Sunday, May 31, 2009

Writing Weaponry

Throughout her life Virginia Woolf suffered from manic depression. 'Mania' is defined as violently excessive reaction. In Greek mythology, Mania was the personification of insanity. In Roman and Etruscan mythology, Mania (or Manea) was the goddess of the dead. Depression is defined as a pessimistic sense of inadequacy and a despondent lack of activity. Definitions combined, Woolf's condition could be compared to a female deity of disorderly lethargy. In the biography The Marriage of Heaven and Hell: Manic Depression and the Life of Virginia Woolf by Peter Dally it is asserted that, "Virginia's need to write was, among other things, to make sense out of mental chaos and gain control of madness. Through her novels she made her inner world less frightening. Writing was often agony but it provided the 'strongest pleasure' she knew." This suggests that Woolf depended on writing as an artificial act to avoid being captured by the chaotic realtiy of her mind.

In 1941 she wrote in a letter to her husband:

"I feel certain now that I am going mad again. I feel we can't go through another of those terrible times.
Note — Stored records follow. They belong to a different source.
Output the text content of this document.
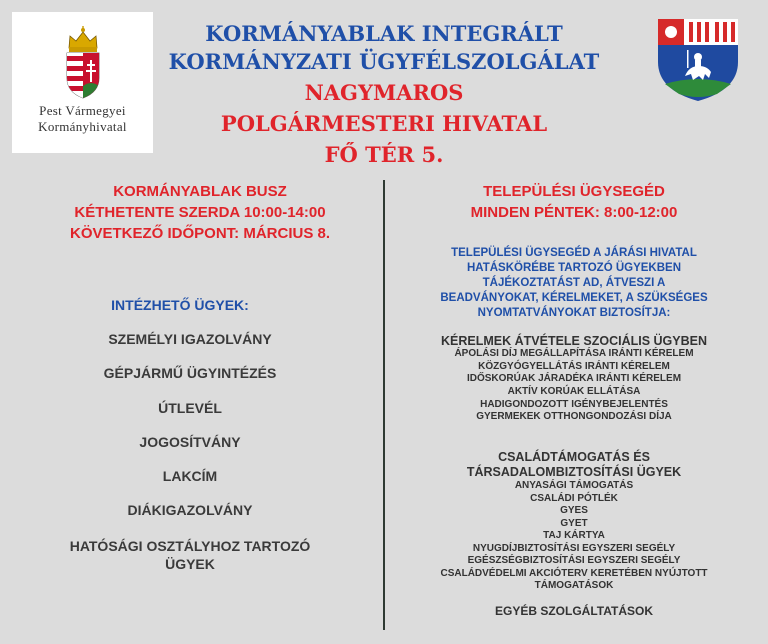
Pest Vármegyei
Kormányhivatal
KORMÁNYABLAK INTEGRÁLT
KORMÁNYZATI ÜGYFÉLSZOLGÁLAT
NAGYMAROS
POLGÁRMESTERI HIVATAL
FŐ TÉR 5.
KORMÁNYABLAK BUSZ
KÉTHETENTE SZERDA 10:00-14:00
KÖVETKEZŐ IDŐPONT: MÁRCIUS 8.
INTÉZHETŐ ÜGYEK:
SZEMÉLYI IGAZOLVÁNY
GÉPJÁRMŰ ÜGYINTÉZÉS
ÚTLEVÉL
JOGOSÍTVÁNY
LAKCÍM
DIÁKIGAZOLVÁNY
HATÓSÁGI OSZTÁLYHOZ TARTOZÓ
ÜGYEK
TELEPÜLÉSI ÜGYSEGÉD
MINDEN PÉNTEK: 8:00-12:00
TELEPÜLÉSI ÜGYSEGÉD A JÁRÁSI HIVATAL
HATÁSKÖRÉBE TARTOZÓ ÜGYEKBEN
TÁJÉKOZTATÁST AD, ÁTVESZI A
BEADVÁNYOKAT, KÉRELMEKET, A SZÜKSÉGES
NYOMTATVÁNYOKAT BIZTOSÍTJA:
KÉRELMEK ÁTVÉTELE SZOCIÁLIS ÜGYBEN
ÁPOLÁSI DÍJ MEGÁLLAPÍTÁSA IRÁNTI KÉRELEM
KÖZGYÓGYELLÁTÁS IRÁNTI KÉRELEM
IDŐSKORÚAK JÁRADÉKA IRÁNTI KÉRELEM
AKTÍV KORÚAK ELLÁTÁSA
HADIGONDOZOTT IGÉNYBEJELENTÉS
GYERMEKEK OTTHONGONDOZÁSI DÍJA
CSALÁDTÁMOGATÁS ÉS
TÁRSADALOMBIZTOSÍTÁSI ÜGYEK
ANYASÁGI TÁMOGATÁS
CSALÁDI PÓTLÉK
GYES
GYET
TAJ KÁRTYA
NYUGDÍJBIZTOSÍTÁSI EGYSZERI SEGÉLY
EGÉSZSÉGBIZTOSÍTÁSI EGYSZERI SEGÉLY
CSALÁDVÉDELMI AKCIÓTERV KERETÉBEN NYÚJTOTT
TÁMOGATÁSOK
EGYÉB SZOLGÁLTATÁSOK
And I shan't recover this time ..."

She then walked to the river bank near her house, weighted her pockets with stones, and submerged her self in water. Her suffocated corpse was discovered by children three weeks later.
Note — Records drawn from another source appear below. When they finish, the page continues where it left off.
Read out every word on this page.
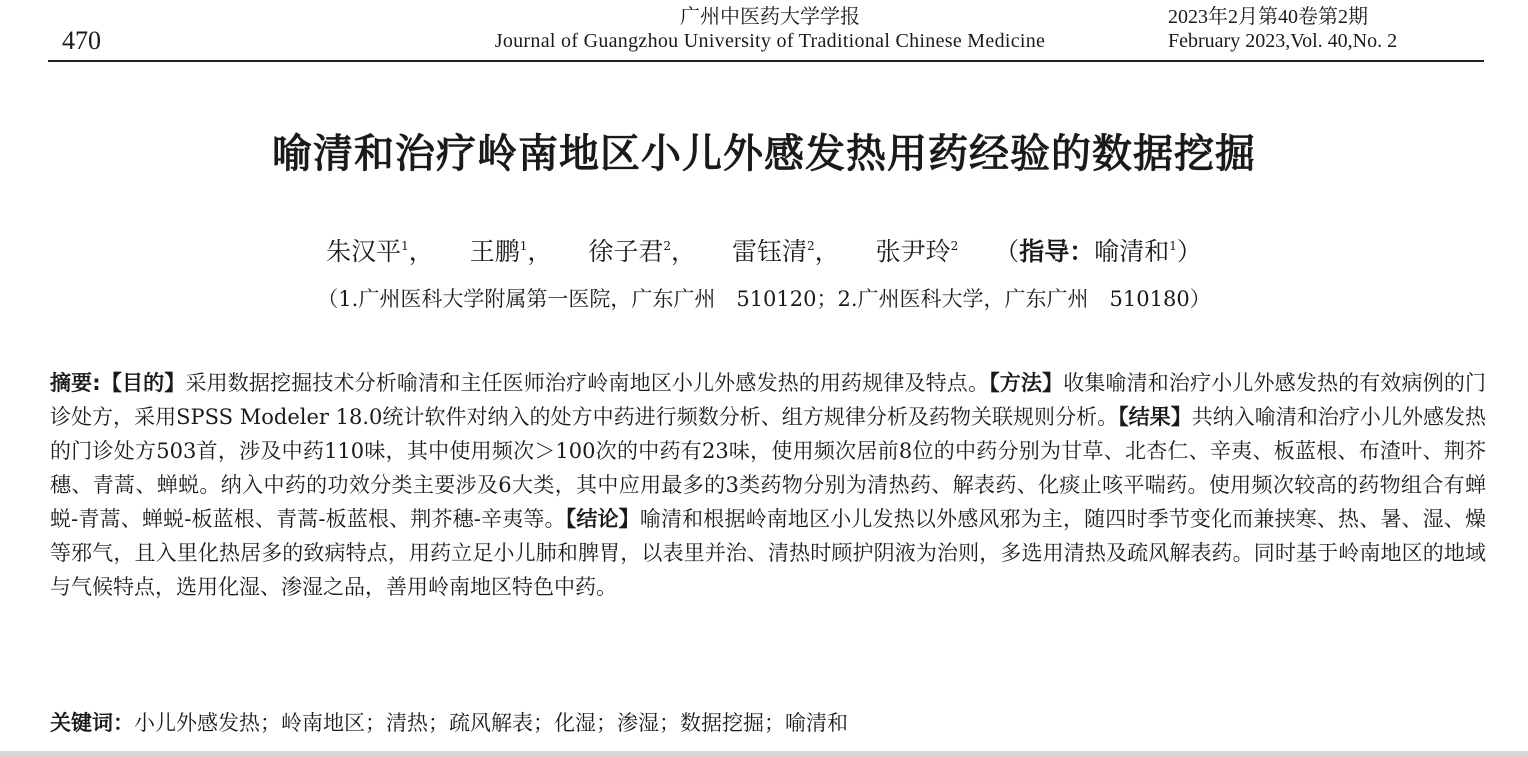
470
广州中医药大学学报
Journal of Guangzhou University of Traditional Chinese Medicine
2023年2月第40卷第2期
February 2023,Vol. 40,No. 2
喻清和治疗岭南地区小儿外感发热用药经验的数据挖掘
朱汉平$^1$， 王鹏$^1$， 徐子君$^2$， 雷钰清$^2$， 张尹玲$^2$ （指导：喻清和$^1$）
（1.广州医科大学附属第一医院，广东广州　510120；2.广州医科大学，广东广州　510180）
摘要:【目的】采用数据挖掘技术分析喻清和主任医师治疗岭南地区小儿外感发热的用药规律及特点。【方法】收集喻清和治疗小儿外感发热的有效病例的门诊处方，采用SPSS Modeler 18.0统计软件对纳入的处方中药进行频数分析、组方规律分析及药物关联规则分析。【结果】共纳入喻清和治疗小儿外感发热的门诊处方503首，涉及中药110味，其中使用频次＞100次的中药有23味，使用频次居前8位的中药分别为甘草、北杏仁、辛夷、板蓝根、布渣叶、荆芥穗、青蒿、蝉蜕。纳入中药的功效分类主要涉及6大类，其中应用最多的3类药物分别为清热药、解表药、化痰止咳平喘药。使用频次较高的药物组合有蝉蜕-青蒿、蝉蜕-板蓝根、青蒿-板蓝根、荆芥穗-辛夷等。【结论】喻清和根据岭南地区小儿发热以外感风邪为主，随四时季节变化而兼挟寒、热、暑、湿、燥等邪气，且入里化热居多的致病特点，用药立足小儿肺和脾胃，以表里并治、清热时顾护阴液为治则，多选用清热及疏风解表药。同时基于岭南地区的地域与气候特点，选用化湿、渗湿之品，善用岭南地区特色中药。
关键词：小儿外感发热；岭南地区；清热；疏风解表；化湿；渗湿；数据挖掘；喻清和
I've always thought of mania as a fickle companion...a looming presence that permeates it's self into it's habitat. The closer one becomes to their companion, the deeper it permeates. I think that the concept of drowning is interesting to consider in Woolf's case. The process of suffocation via water is reminiscent of a need for silence, a need for sedation, the contradiction to Woolf’s companion.
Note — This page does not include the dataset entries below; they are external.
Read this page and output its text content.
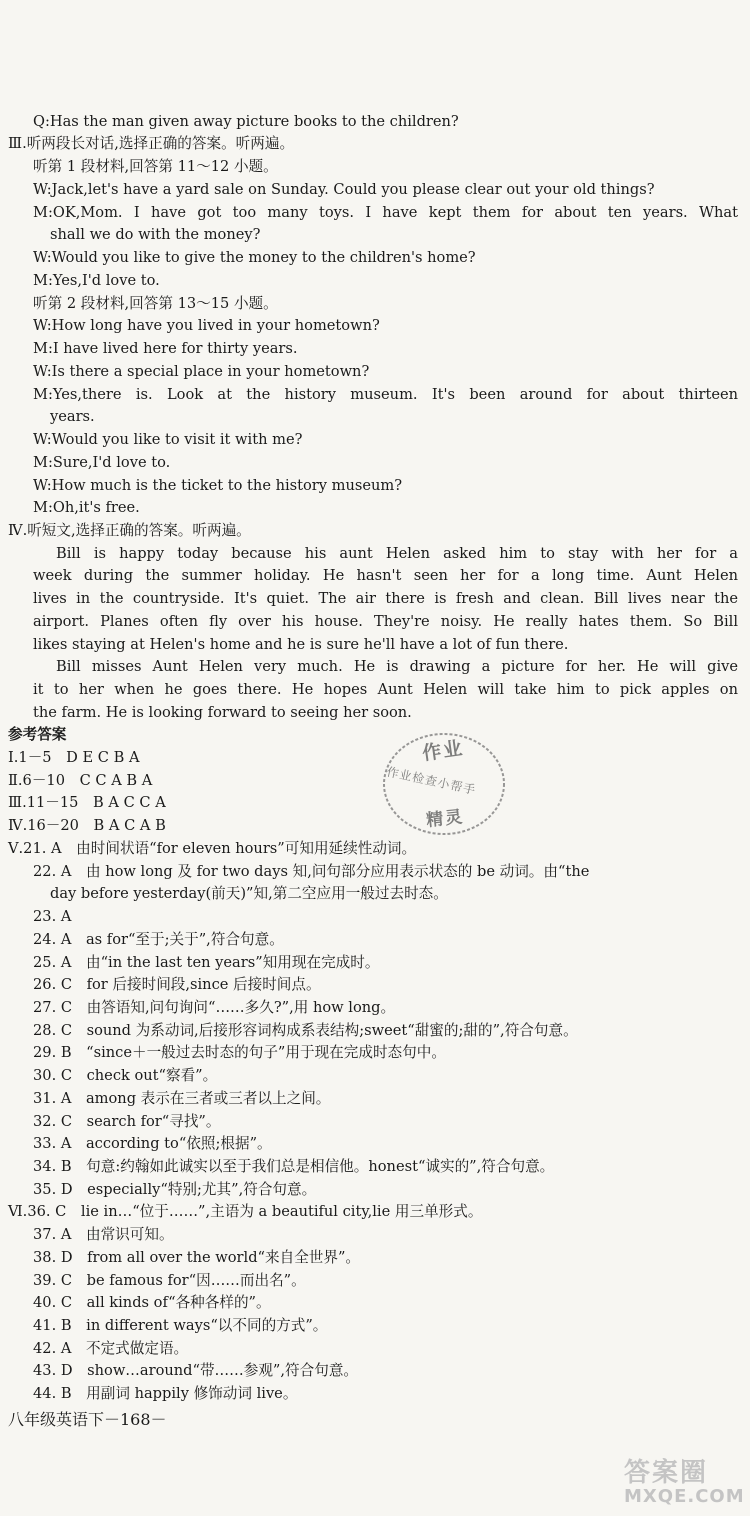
Q:Has the man given away picture books to the children?
Ⅲ.听两段长对话,选择正确的答案。听两遍。
听第 1 段材料,回答第 11～12 小题。
W:Jack,let's have a yard sale on Sunday. Could you please clear out your old things?
M:OK,Mom. I have got too many toys. I have kept them for about ten years. What
shall we do with the money?
W:Would you like to give the money to the children's home?
M:Yes,I'd love to.
听第 2 段材料,回答第 13～15 小题。
W:How long have you lived in your hometown?
M:I have lived here for thirty years.
W:Is there a special place in your hometown?
M:Yes,there is. Look at the history museum. It's been around for about thirteen
years.
W:Would you like to visit it with me?
M:Sure,I'd love to.
W:How much is the ticket to the history museum?
M:Oh,it's free.
Ⅳ.听短文,选择正确的答案。听两遍。
Bill is happy today because his aunt Helen asked him to stay with her for a
week during the summer holiday. He hasn't seen her for a long time. Aunt Helen
lives in the countryside. It's quiet. The air there is fresh and clean. Bill lives near the
airport. Planes often fly over his house. They're noisy. He really hates them. So Bill
likes staying at Helen's home and he is sure he'll have a lot of fun there.
Bill misses Aunt Helen very much. He is drawing a picture for her. He will give
it to her when he goes there. He hopes Aunt Helen will take him to pick apples on
the farm. He is looking forward to seeing her soon.
参考答案
Ⅰ.1－5　D E C B A
Ⅱ.6－10　C C A B A
Ⅲ.11－15　B A C C A
Ⅳ.16－20　B A C A B
Ⅴ.21. A　由时间状语“for eleven hours”可知用延续性动词。
22. A　由 how long 及 for two days 知,问句部分应用表示状态的 be 动词。由“the
day before yesterday(前天)”知,第二空应用一般过去时态。
23. A
24. A　as for“至于;关于”,符合句意。
25. A　由“in the last ten years”知用现在完成时。
26. C　for 后接时间段,since 后接时间点。
27. C　由答语知,问句询问“……多久?”,用 how long。
28. C　sound 为系动词,后接形容词构成系表结构;sweet“甜蜜的;甜的”,符合句意。
29. B　“since＋一般过去时态的句子”用于现在完成时态句中。
30. C　check out“察看”。
31. A　among 表示在三者或三者以上之间。
32. C　search for“寻找”。
33. A　according to“依照;根据”。
34. B　句意:约翰如此诚实以至于我们总是相信他。honest“诚实的”,符合句意。
35. D　especially“特别;尤其”,符合句意。
Ⅵ.36. C　lie in…“位于……”,主语为 a beautiful city,lie 用三单形式。
37. A　由常识可知。
38. D　from all over the world“来自全世界”。
39. C　be famous for“因……而出名”。
40. C　all kinds of“各种各样的”。
41. B　in different ways“以不同的方式”。
42. A　不定式做定语。
43. D　show…around“带……参观”,符合句意。
44. B　用副词 happily 修饰动词 live。
八年级英语下－168－
作业
作业检查小帮手
精灵
答案圈
MXQE.COM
My hypothesis is this: In writing fiction, Virginia Woolf strived for a contradiction. She used fiction as a method of stifling her companion and organizing the chaos that she sensed increasingly as she aged. The last work of fiction that Woolf produced, The Years, was written at a time when her condition was beginning to usurp her self constantly. To prove my hypothesis I am going to read the work and attempt to trace her process.